Ahlberg knows analytics and business intelligence, but he was not an expert in security. He previously co-founded Spotfire, which was sold to Tibco in 2007. He’s had to get up to speed on cybersecurity quickly—as have a lot of people—but Recorded Future’s software seems to have found a niche.
And that’s not too surprising—a technique such as natural language processing, which Recorded Future uses heavily, gets more accurate when it’s applied to a more specialized topic or sector. And companies in related areas such as sentiment analysis, social-media monitoring, and cognitive computing have been advancing as well.
Recorded Future is pushing 50 employees and looking to hire another 10 in sales and other areas, Ahlberg says.

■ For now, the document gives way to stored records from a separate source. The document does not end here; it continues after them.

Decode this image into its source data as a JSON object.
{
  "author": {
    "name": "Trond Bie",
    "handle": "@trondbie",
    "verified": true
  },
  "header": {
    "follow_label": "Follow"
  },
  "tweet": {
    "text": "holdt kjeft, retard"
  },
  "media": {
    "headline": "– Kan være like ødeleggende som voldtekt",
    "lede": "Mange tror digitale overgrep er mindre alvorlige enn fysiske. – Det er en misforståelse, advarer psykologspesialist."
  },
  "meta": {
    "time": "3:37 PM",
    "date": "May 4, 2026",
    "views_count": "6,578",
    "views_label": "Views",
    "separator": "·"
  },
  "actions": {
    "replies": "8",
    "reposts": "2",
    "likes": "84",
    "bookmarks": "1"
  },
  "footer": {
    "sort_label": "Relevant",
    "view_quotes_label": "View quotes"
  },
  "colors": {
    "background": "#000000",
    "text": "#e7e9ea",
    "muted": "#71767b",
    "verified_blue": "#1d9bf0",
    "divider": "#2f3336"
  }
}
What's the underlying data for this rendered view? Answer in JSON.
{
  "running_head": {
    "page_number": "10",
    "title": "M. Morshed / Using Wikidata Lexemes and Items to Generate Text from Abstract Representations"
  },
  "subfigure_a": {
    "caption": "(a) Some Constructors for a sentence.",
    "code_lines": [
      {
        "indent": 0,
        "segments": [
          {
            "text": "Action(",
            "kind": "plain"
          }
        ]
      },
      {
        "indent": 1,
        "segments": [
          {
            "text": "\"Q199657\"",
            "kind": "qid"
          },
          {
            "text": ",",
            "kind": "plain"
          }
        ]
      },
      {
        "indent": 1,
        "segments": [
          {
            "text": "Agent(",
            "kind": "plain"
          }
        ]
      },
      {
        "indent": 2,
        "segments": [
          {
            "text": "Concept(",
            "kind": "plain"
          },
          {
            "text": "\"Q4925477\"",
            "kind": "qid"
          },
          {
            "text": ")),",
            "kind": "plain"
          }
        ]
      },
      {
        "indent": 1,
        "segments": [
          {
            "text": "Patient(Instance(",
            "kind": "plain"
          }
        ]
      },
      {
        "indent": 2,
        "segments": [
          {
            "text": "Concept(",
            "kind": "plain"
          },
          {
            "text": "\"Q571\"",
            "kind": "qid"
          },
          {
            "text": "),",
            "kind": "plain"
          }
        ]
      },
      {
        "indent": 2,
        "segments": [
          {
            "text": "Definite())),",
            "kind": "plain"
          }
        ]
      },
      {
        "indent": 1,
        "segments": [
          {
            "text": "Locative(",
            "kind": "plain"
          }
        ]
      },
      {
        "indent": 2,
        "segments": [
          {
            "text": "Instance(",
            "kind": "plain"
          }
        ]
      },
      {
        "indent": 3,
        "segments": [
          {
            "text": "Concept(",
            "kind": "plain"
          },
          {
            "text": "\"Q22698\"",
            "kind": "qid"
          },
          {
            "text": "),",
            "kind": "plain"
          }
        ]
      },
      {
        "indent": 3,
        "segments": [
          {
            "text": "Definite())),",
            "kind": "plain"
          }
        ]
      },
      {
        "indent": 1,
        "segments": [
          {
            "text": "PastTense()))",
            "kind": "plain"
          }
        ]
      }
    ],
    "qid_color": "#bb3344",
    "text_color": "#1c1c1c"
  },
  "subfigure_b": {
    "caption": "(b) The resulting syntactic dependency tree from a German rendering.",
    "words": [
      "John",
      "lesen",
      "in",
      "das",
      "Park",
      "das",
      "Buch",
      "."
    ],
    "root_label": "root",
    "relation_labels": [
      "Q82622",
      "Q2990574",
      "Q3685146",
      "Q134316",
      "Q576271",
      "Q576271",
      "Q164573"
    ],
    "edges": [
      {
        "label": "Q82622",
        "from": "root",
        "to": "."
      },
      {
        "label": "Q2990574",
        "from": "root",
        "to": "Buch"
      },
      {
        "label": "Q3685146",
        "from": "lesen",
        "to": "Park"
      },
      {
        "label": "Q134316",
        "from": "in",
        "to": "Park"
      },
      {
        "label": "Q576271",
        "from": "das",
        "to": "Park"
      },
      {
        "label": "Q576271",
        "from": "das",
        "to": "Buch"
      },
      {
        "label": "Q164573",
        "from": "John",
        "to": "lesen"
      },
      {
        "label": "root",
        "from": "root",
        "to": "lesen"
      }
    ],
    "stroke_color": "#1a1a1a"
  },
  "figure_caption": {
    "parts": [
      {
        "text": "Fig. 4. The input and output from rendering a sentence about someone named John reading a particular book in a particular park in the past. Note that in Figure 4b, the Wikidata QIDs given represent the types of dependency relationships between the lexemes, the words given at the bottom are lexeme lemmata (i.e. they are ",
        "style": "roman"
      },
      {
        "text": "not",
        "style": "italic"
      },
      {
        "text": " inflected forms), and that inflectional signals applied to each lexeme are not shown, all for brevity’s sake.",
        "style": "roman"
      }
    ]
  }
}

He adds that the company is trying to grow overseas and integrate its products with other security offerings.
“Most security companies are focused on the bits and bytes of what’s going on inside the company,” he says. That leaves room for customers to look outward at the Web (to detect threats), in addition to using traditional security software from the likes of FireEye, Palo Alto Networks, and IBM.
Outside security experts think the company’s general approach is interesting and credible. “This is a valid, important, and different way to think about the problem,” says Lior Div, co-founder and CEO of security startup Cybereason. He adds that “if you can learn from the outside world” to predict attacks, “that will be huge.” [This paragraph was added for context—Eds.]
Yet there’s also room for skepticism. Recorded Future will have to prove that its software makes a tangible difference for big companies trying to stay out of the daily headlines on cyber attacks. If it does, its approach should be welcomed—and probably will be emulated—by others in the security community.
It’s already in good company. Ahlberg’s startup shares common investors with several cybersecurity companies including Bit9, Veracode, Threat Stack, and Duo Security—with more on the way as the sector continues to heat up.
“It’s turned into a fantastic place to be,” he says.